# Betta Condo 2.0



## Surferjo (Oct 6, 2012)

So I lost my baby betta last week and decided since i only had 2 fish in there it would be a good time to break it down and make some adjustments (its only been up and running for a month). 

Originally i posted a thread on this forum asking about clear dividers and most everybody said it would be fine. Than after i posted pics of my new tank everybody said the clear dividers was a bad idea. Oh well, Dollar Tree has these blue 1/8 inch thick cutting boards so $3 later....opaque dividers. I think they look ok and they will hide the algea much better than the clear one so thats a bonus. 

Got rid of most of the non-fully aquatic plants expept for the 
hosta's (not sure if that what those white/green sword plants are actually called) but they have been fully submerged for almost 4 months now and so far they are doing well. 

I also hid the pump return, you can see its now gone in the lower left corner of the 2nd pic. 


Just wating on this guy to arrive from Thailand and I'm done. 









*Before*












*After*


----------



## jinxhex (Jan 1, 2013)

I love how each cell is different in it's own way, and that fish is really cool looking!


----------



## callistra (Jun 29, 2010)

You just have to be careful becasue not all plastic is aquarium safe. IDK about the cutting boards. Someone else will have to comment.

Looks good though! 

But I still think 4 fish in 6 gallons is too much. I'd only split it in half personally. Even 3 ways is only 2 gallons a piece.


----------



## Kytkattin (May 15, 2011)

Meh, the one coming from Thailand was probably grown in .5 gallons. And with those heavy fins it is probably better that way. 

Overall I think it looks really nice! Not exactly my style, but still really pretty!


----------



## Surferjo (Oct 6, 2012)

This was my logic when designing this tank. If any of my thought process was/is wrong let me know. 

The first tank that I had was a 1 gallon unfiltered/unheated Bubble tank from Wal-Mart. I had a total of 2 fish in that tank over a span of 4 years. I did 50% one week and 100% the next. At this point I had *not* found this site yet and was taking care of my Betta's like the majority of people do. 

After my last blue VT past on I decided to step up to a slightly more elaborate tank set up. I picked up a Fluval Spec. This is a 2 gallon tank with the filter cavity so its about 1.6 worth of swimming space for the fish. When I went to purchase it I saw for the first time a Full HM. I went home, did a Google search, wound up here. And like so many others here the addiction began....:demented:

Before I started sketching out the tank dimensions for my custom tank I decided to do a little light recon of Petsmart/Petco and my LPS as well as Amazon. The majority of tanks/bowls designed for Betta's are in the .5 to 1.5 range. My Fluval tops the upper range so I assumed 1.5 gallons would be an acceptable size. 
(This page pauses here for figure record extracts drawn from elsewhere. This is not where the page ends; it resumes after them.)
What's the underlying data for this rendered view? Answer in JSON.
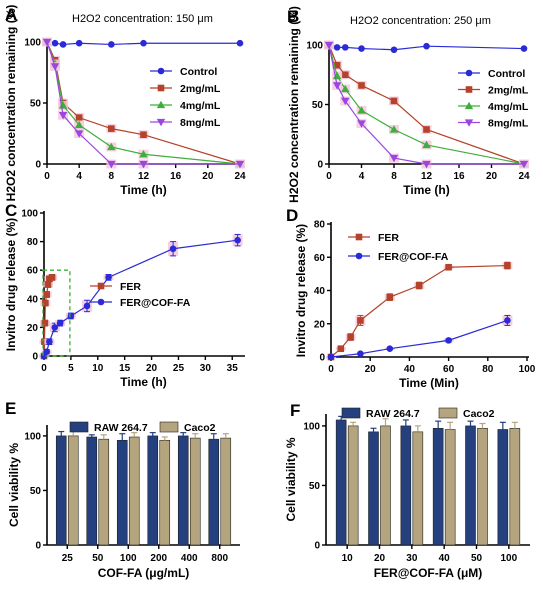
{
  "colors": {
    "Control": "#2a2ad8",
    "2mg/mL": "#b5422a",
    "4mg/mL": "#3fae3c",
    "8mg/mL": "#9a46e0",
    "FER": "#b5422a",
    "FER@COF-FA": "#2a2ad8",
    "RAW 264.7": "#24407e",
    "Caco2": "#b5a57e",
    "inset": "#3fae3c",
    "err_fill": "#f6c9dc"
  },
  "chart_data": [
    {
      "panel": "A",
      "type": "line",
      "title": "H2O2 concentration: 150 μm",
      "xlabel": "Time (h)",
      "ylabel": "H2O2 concentration remaining (%)",
      "xlim": [
        0,
        24
      ],
      "ylim": [
        0,
        100
      ],
      "xticks": [
        "0",
        "4",
        "8",
        "12",
        "16",
        "20",
        "24"
      ],
      "yticks": [
        "0",
        "50",
        "100"
      ],
      "legend_position": "right",
      "series": [
        {
          "name": "Control",
          "x": [
            0,
            1,
            2,
            4,
            8,
            12,
            24
          ],
          "y": [
            100,
            99,
            98,
            99,
            98,
            99,
            99
          ]
        },
        {
          "name": "2mg/mL",
          "x": [
            0,
            1,
            2,
            4,
            8,
            12,
            24
          ],
          "y": [
            100,
            85,
            50,
            38,
            29,
            24,
            0
          ]
        },
        {
          "name": "4mg/mL",
          "x": [
            0,
            1,
            2,
            4,
            8,
            12,
            24
          ],
          "y": [
            100,
            82,
            48,
            32,
            14,
            8,
            0
          ]
        },
        {
          "name": "8mg/mL",
          "x": [
            0,
            1,
            2,
            4,
            8,
            12,
            24
          ],
          "y": [
            100,
            80,
            40,
            25,
            0,
            0,
            0
          ]
        }
      ]
    },
    {
      "panel": "B",
      "type": "line",
      "title": "H2O2 concentration: 250 μm",
      "xlabel": "Time (h)",
      "ylabel": "H2O2 concentration remaining (%)",
      "xlim": [
        0,
        24
      ],
      "ylim": [
        0,
        100
      ],
      "xticks": [
        "0",
        "4",
        "8",
        "12",
        "16",
        "20",
        "24"
      ],
      "yticks": [
        "0",
        "50",
        "100"
      ],
      "legend_position": "right",
      "series": [
        {
          "name": "Control",
          "x": [
            0,
            1,
            2,
            4,
            8,
            12,
            24
          ],
          "y": [
            100,
            98,
            98,
            97,
            96,
            99,
            97
          ]
        },
        {
          "name": "2mg/mL",
          "x": [
            0,
            1,
            2,
            4,
            8,
            12,
            24
          ],
          "y": [
            100,
            83,
            75,
            66,
            53,
            29,
            0
          ]
        },
        {
          "name": "4mg/mL",
          "x": [
            0,
            1,
            2,
            4,
            8,
            12,
            24
          ],
          "y": [
            100,
            74,
            63,
            45,
            29,
            16,
            0
          ]
        },
        {
          "name": "8mg/mL",
          "x": [
            0,
            1,
            2,
            4,
            8,
            12,
            24
          ],
          "y": [
            100,
            66,
            53,
            34,
            5,
            0,
            0
          ]
        }
      ]
    },
    {
      "panel": "C",
      "type": "line",
      "xlabel": "Time (h)",
      "ylabel": "Invitro drug release (%)",
      "xlim": [
        0,
        37
      ],
      "ylim": [
        0,
        100
      ],
      "xticks": [
        "0",
        "5",
        "10",
        "15",
        "20",
        "25",
        "30",
        "35"
      ],
      "yticks": [
        "0",
        "20",
        "40",
        "60",
        "80",
        "100"
      ],
      "legend_position": "middle",
      "series": [
        {
          "name": "FER",
          "x": [
            0,
            0.083,
            0.167,
            0.25,
            0.5,
            0.75,
            1,
            1.5
          ],
          "y": [
            0,
            10,
            23,
            37,
            43,
            50,
            54,
            55
          ],
          "err": [
            1,
            1.5,
            2,
            2,
            2,
            2,
            2,
            2
          ]
        },
        {
          "name": "FER@COF-FA",
          "x": [
            0,
            0.5,
            1,
            2,
            3,
            5,
            8,
            12,
            24,
            36
          ],
          "y": [
            0,
            3,
            10,
            20,
            23,
            28,
            35,
            55,
            75,
            81
          ],
          "err": [
            1,
            1.5,
            2,
            3,
            2,
            2,
            4,
            2,
            5,
            4
          ]
        }
      ]
    },
    {
      "panel": "D",
      "type": "line",
      "xlabel": "Time (Min)",
      "ylabel": "Invitro drug release (%)",
      "xlim": [
        0,
        100
      ],
      "ylim": [
        0,
        80
      ],
      "xticks": [
        "0",
        "20",
        "40",
        "60",
        "80",
        "100"
      ],
      "yticks": [
        "0",
        "20",
        "40",
        "60",
        "80"
      ],
      "legend_position": "top-left",
      "series": [
        {
          "name": "FER",
          "x": [
            0,
            5,
            10,
            15,
            30,
            45,
            60,
            90
          ],
          "y": [
            0,
            5,
            12,
            22,
            36,
            43,
            54,
            55
          ],
          "err": [
            0.5,
            1,
            2,
            3,
            2,
            2,
            1,
            2
          ]
        },
        {
          "name": "FER@COF-FA",
          "x": [
            0,
            15,
            30,
            60,
            90
          ],
          "y": [
            0,
            2,
            5,
            10,
            22
          ],
          "err": [
            0.3,
            0.5,
            0.5,
            1,
            3
          ]
        }
      ]
    },
    {
      "panel": "E",
      "type": "bar",
      "xlabel": "COF-FA (μg/mL)",
      "ylabel": "Cell viability %",
      "categories": [
        "25",
        "50",
        "100",
        "200",
        "400",
        "800"
      ],
      "ylim": [
        0,
        110
      ],
      "yticks": [
        "0",
        "50",
        "100"
      ],
      "legend_position": "top",
      "series": [
        {
          "name": "RAW 264.7",
          "values": [
            100,
            99,
            96,
            100,
            100,
            97
          ],
          "err": [
            4,
            2,
            6,
            3,
            3,
            5
          ]
        },
        {
          "name": "Caco2",
          "values": [
            100,
            97,
            99,
            96,
            98,
            98
          ],
          "err": [
            5,
            4,
            4,
            3,
            4,
            4
          ]
        }
      ]
    },
    {
      "panel": "F",
      "type": "bar",
      "xlabel": "FER@COF-FA (μM)",
      "ylabel": "Cell viability %",
      "categories": [
        "10",
        "20",
        "30",
        "40",
        "50",
        "100"
      ],
      "ylim": [
        0,
        110
      ],
      "yticks": [
        "0",
        "50",
        "100"
      ],
      "legend_position": "top",
      "series": [
        {
          "name": "RAW 264.7",
          "values": [
            105,
            95,
            100,
            98,
            100,
            97
          ],
          "err": [
            3,
            3,
            5,
            6,
            4,
            6
          ]
        },
        {
          "name": "Caco2",
          "values": [
            100,
            100,
            95,
            97,
            98,
            98
          ],
          "err": [
            3,
            6,
            5,
            6,
            4,
            5
          ]
        }
      ]
    }
  ]
}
My actual tank size is 1566 cubic inches (interior demensions) which equates to 6.78 gallons. My filter cavity is about half a gallon with 4 times more bio media and 2x more polishing material than my Fluval had. 

So I guess my question is why would my tank be over stocked when each partition is larger than most habitats designed for Betta's. Each partition has at least 2-3 plants and Marmio balls. Each partition has its own air stone. I'm running a filter that has enough bio material for a 20 gallon tank and I do 50% 2-3 times a week.


----------



## Sundancex (Feb 24, 2012)

Your bioload is fine, especially because bettas do not produce much waste. I think what Callistra is pointing out is that there isn't a ton of swimming space per betta. Ideally each betta would be allotted at least 2.5 gallons, ideally 5 or more. But personally I don't see a problem with your set-up, as long as the tank is maintained correctly, which I'm sure it will be. 1.5 gallons is small, but so much better than the little bowls and half gallon betta tanks you see. 

Great tank btw, is it custom? I would love to get my hands on something with those dimensions, it would make a great aquascape!

ETA: just read your other post, it is custom. If you ever want to sell, let me know!


----------



## MSG (May 8, 2012)

*If it's a cutting board, usually they NEED to made out of food safe plastics.*

So it should be safe. DT, is one of the better $1 stores & they have slightly higher standards since it's a nationwide franchise & not privately owned.

In the future, don't use the boards that have the MICROBAN symbol. Safe for humans, but not sure about fish since it's got built in antimicrobial properties in the material.

Probably would have gone with black instead of blue, but most likely with DT, there was only 1-2 color options & black wasn't one of them.

I see you still have the 2 varieties of non-aquatic plants. The white ribbon bamboo & the peacock fern. The ones circled are the plants to watch.

Version 2 looks good.


How do you manage to HEAT the side furthest away from the filter?


----------



## Surferjo (Oct 6, 2012)

@Sundancex, 5 Gallons per fish? Proportionally that's double the size of my 1st apartment in NYC. I know I could get up and go outside but it was the east village and it was in the early 90's so going outside wasn't an option 

@MSG Yes you are right it didn't come in black, just red, green, and the blue you see. 

Here is how i heat it. I have the heater in the pump cavity. It moves the heated water all the way to the left which is where the return is and than the warm water is pulled across all 4 partitions through the holes in the dividers. Temp on the far left and right is the same.


----------



## MattsBettas (Dec 18, 2012)

I love this! I'm jealous.


----------



## Sundancex (Feb 24, 2012)

Oh yes, there are many betta lovers that say 5g is the minimum.  I don't really agree, especially for the heavy finned males. I have a VT in a planted 8 gal! But I want to get a 3 gal for another betta.


----------



## Vizja13 (Jul 18, 2011)

That is stunning! I like bigger tanks personally (More fun to design, more options), but that looks REALLY cool.


----------



## Surferjo (Oct 6, 2012)

It is a bit tight when trying to decorate. I had to cut down that mopani a few times to get it to fit and I'm starting to think that non-aquatic fern is a bit too big. It never ends.


----------



## TheCheese909 (Aug 11, 2011)

What an awesome looking tank! I would love to have a setup similar to this one day, that would be great.


----------



## Surferjo (Oct 6, 2012)

Its super easy to make. Its basically just gluing a box together. The glass was about $75 including the lid and another $10 for the living hinge.

Im already thinking about making a longer one with a 5th and possible 6th partition. I have enough space on the shelf to go 42" long. 

Everytime i walk into petco/petsmart or go on aquabid i want to buy another betta.

Here is a pic of it going together (the first time around, no more clear partitions)


----------